You don’t often see the words “cool young artists” and “successful businessmen” in the same sentence. But those incongruous terms describe the owners of Mudshark Studios — a company that has spun off two other creative endeavors and has won recognition from business mainstays like Martha Stewart and The Wall Street Journal.
“Chris and I always said it was going to be giant. It’s going to be big and we dreamed like that. But we didn’t know what it meant. As silly as it sounds, I didn’t know that it would mean I’d have to have an office, that I’d have to be in front of a computer,” says Brett Binford, who started Mudshark Studios with Chris Lyon seven years ago when they were in their 20s. Binford and Lyon are both ceramicists, who learned ceramic production from a master artist in Steamboat Springs, Colorado.
Mudshark makes high-quality ceramics in small productions. Say an artist crafts a mug and wants to make 20, 200 or 2,000 of them. Mudshark could produce it from start to finish, from molding and casting to firing and glazing. The studio employs 28 people, most of them with degrees in ceramics.
Asian factories can make ceramics much more cheaply, but Binford contends Mudshark is a better option because the studio produces smaller batches of products than big offshore factories would. With smaller batches, companies eliminate the need to buy warehouse space to stock inventory and, as a result, enjoy more cash on hand, he says.
“Cash flow is a very difficult beast to navigate,” says Binford. “Five to seven years ago when the recession hit, all these companies with a lot of inventory, a lot of product and no cash went out of business. Companies now want to be lean and want to hold the least amount of inventory.”
Binford says another reason Mudshark is a better alternative to an offshore factory is the studio is more responsive because it is smaller and domestic. Say a company decides to order 2,700 more black mugs because they are selling well and reduce a previous order for red mugs by 2,100. Mudshark can ramp up to meet changing demands much more quickly than an offshore factory, says Binford. “We’re able to switch gears faster.”
Mudshark’s clients include Ann Sacks Tiles, Rejuvenation, Schoolhouse Electric and Maguire Furniture.
“Over the last 20 to 30 years, our country has outsourced all ceramic goods that we use in our daily lives and in our households. To bring that back home is very important,” says Binford.
Last year Mudshark Studios was one of 10 companies to win Martha Stewart’s American Made Award. Binford, Lyon and other winners were flown to New York City and were honored at a special event with a speech by Mayor Michael Bloomberg.

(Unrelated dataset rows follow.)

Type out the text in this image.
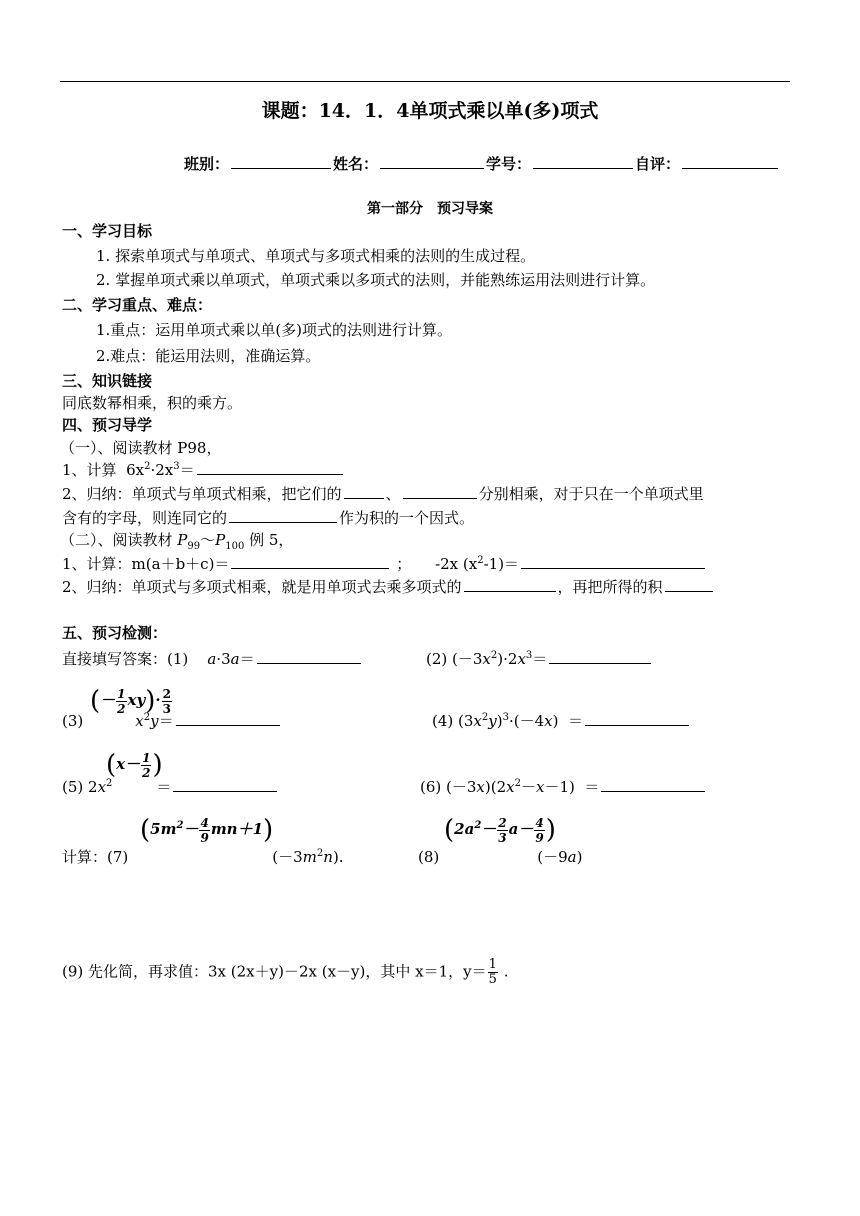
课题：14．1．4单项式乘以单(多)项式
班别：	姓名：	学号：	自评：
第一部分　预习导案
一、学习目标
1. 探索单项式与单项式、单项式与多项式相乘的法则的生成过程。
2. 掌握单项式乘以单项式，单项式乘以多项式的法则，并能熟练运用法则进行计算。
二、学习重点、难点：
1.重点：运用单项式乘以单(多)项式的法则进行计算。
2.难点：能运用法则，准确运算。
三、知识链接
同底数幂相乘，积的乘方。
四、预习导学
（一）、阅读教材 P98，
1、计算  $6x^2\cdot 2x^3=$
2、归纳：单项式与单项式相乘，把它们的	、	分别相乘，对于只在一个单项式里
含有的字母，则连同它的	作为积的一个因式。
（二）、阅读教材 $P_{99}\sim P_{100}$ 例 5，
1、计算：m(a＋b＋c)＝	； -2x $(x^2-1)=$
2、归纳：单项式与多项式相乘，就是用单项式去乘多项式的	，再把所得的积
五、预习检测：
直接填写答案：(1)    a·3a＝	(2) $(-3x^2)\cdot 2x^3=$
(－ $\frac{1}{2} xy)\cdot \frac{2}{3}$
(3)	$x^2y=$	(4) $(3x^2y)^3\cdot(-4x)$  ＝
(5) $2x^2$	＝
($x- \frac{1}{2}$ )
(6) $(-3x)(2x^2-x-1)$  ＝
计算：(7)	$(-3m^2n)$.
$(5m^2- \frac{4}{9} mn+1)$
(8)	(－9a)
($2a^2- \frac{2}{3} a- \frac{4}{9}$ )
(9) 先化简，再求值：3x (2x＋y)－2x (x－y)，其中 x＝1，$y= \frac{1}{5}$ .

Mudshark has spawned another venture. Binford and Lyon have joined five other ceramicists to spearhead the Portland Growler Company. Mudshark produces the growlers, which are beer jugs. Tapping a nationwide trend, beer drinkers take the growlers to breweries or bars and fill them up with beer from kegs. In some states, but not in Oregon, you can even fill your growlers in some grocery stores. Portland Growler’s rubber-sealed ceramic jugs keep the beer bubbly for more than three days, says Binford.
Portland Growlers is getting a lot of press. It got a boost in sales after it was featured in a Wall Street Journal article last month, says Binford. Started in 2010, the company sold 300 of the environmentally friendly beer jugs in its first year and 3,000 in its second year.
Another extension of Mudshark Studios is Eutectic Gallery, showcasing ceramics by local and international artists. The gallery curator is Jeffrey Thomas of the now defunct Thomas/Jamison Gallery. It was one of the first fine art galleries in Portland’s Pearl district. Thomas left the art world in 1992 and went into advertising and photo producing.
“I find it ironic — here I am, after 30 years, back into a small gallery under the radar which is how I started with William Jamison in 1985,” says Thomas.
He discovered Mudshark’s plans to open an art gallery while reading Martha Stewart Living magazine. Eutectic Gallery also has a small store that sells ceramics, some handcrafted and some produced by Mudshark Studios.
Going forward, Binford and Lyon are trying to get out from behind their computers and desks. They have just hired an office manager to run Mudshark Studios and plan to eventually hire another office manager for Portland Growlers. That will give them more time for their first love: creating ceramic art.